Three Stock Market Trends in 2013
Quantitative Easing = Bull Market. In response to the worst recession since the Great Depression, the Federal Reserve issued its first round of “quantitative easing” – buying back billions of dollars in bonds every month to help stimulate the struggling economy starting in November 2008. “QE1,” as it has since become known, lasted until March 2010. During that time, the S&P 500 gained 37%.
Seven months later, QE2 was initiated in November 2010. That lasted until June 2011, and stocks advanced another 10% during those eight months.
The latest round of quantitative easing, QE3, began in September 2012. Stocks have shot up 22% since then, shattering all-time records in the process.

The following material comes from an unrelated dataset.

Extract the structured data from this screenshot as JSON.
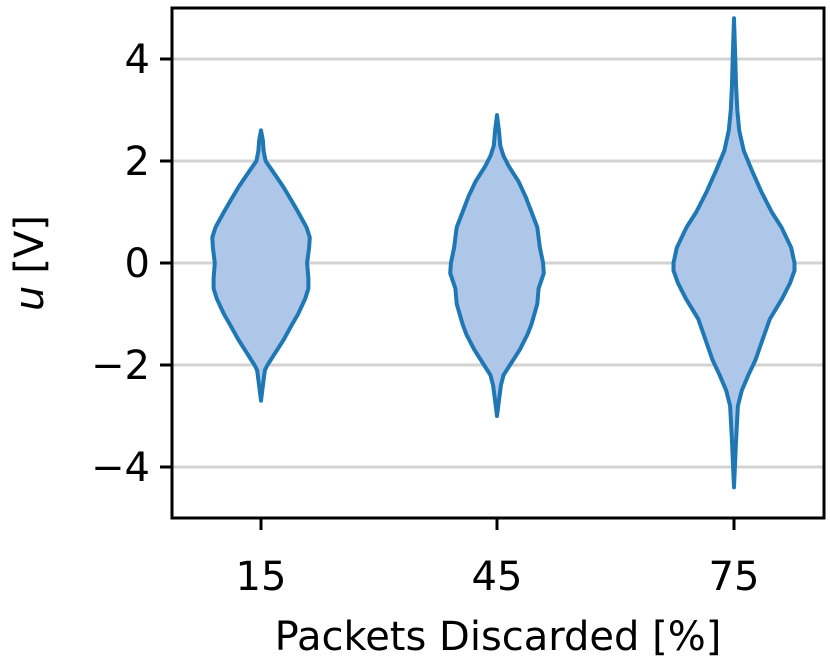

In the 39 months that quantitative easing has been in place, the S&P has risen a combined 70%. That’s an average of 21.5% annually. As long as QE3 is in place, expect the ongoing bull rally to continue.
Investor Fear is all but Absent. Just look at the VIX, a.k.a. the investor fear gauge. It’s less than a third as high as it was in 2011, when European debt concerns dominated U.S. markets. It’s one-quarter as high as it was during the recession. Not since 2007 has the VIX been this low.
The absence of investor fear was reflected in the market’s response to a number of supposedly cataclysmic events. Sequestration, the debt deadline, the 16-day government shutdown – none of it put much of a dent in the ongoing bull rally. That’s a far cry from two years ago, when the European debt crisis created mass chaos and uncertainty on Wall Street.
This year’s myriad domestic financial issues did little to prevent investors from buying stocks. At no point since the recession have investors so unconcerned with macro issues. For now, fear is dead.
A Pullback Isn’t as Imminent as Many Analysts Say It Is. We’ve heard it time and again over the past year: Stocks were overbought, the economy wasn’t growing fast enough to warrant these inflated share prices, bull runs never last this long without a pullback. Since the first few months of the year, that was the theme. And stocks have continued rise to new heights every month.
It’s true that no bull run lasts forever. But there have been longer rallies than this. From October 1990 to October 1997, the S&P went 1,767 days without a 10% pullback. From March 2003 to October 2007, stocks went 1,153 trading days without a 10% pullback.
Right now we’re at roughly 550 trading days without a major pullback. That’s chump change compared to those previous “droughts.” As for stocks being overbought, keep in mind that the S&P is trading at a lower P/E than it was from 1998-2005.
That doesn’t mean stocks aren’t technically overbought. It just means that stocks have sustained rallies before when being far more overbought.
A correction may be coming. But if the stock market trends in 2013 taught us anything, no one can tell you with any certainty when it will happen.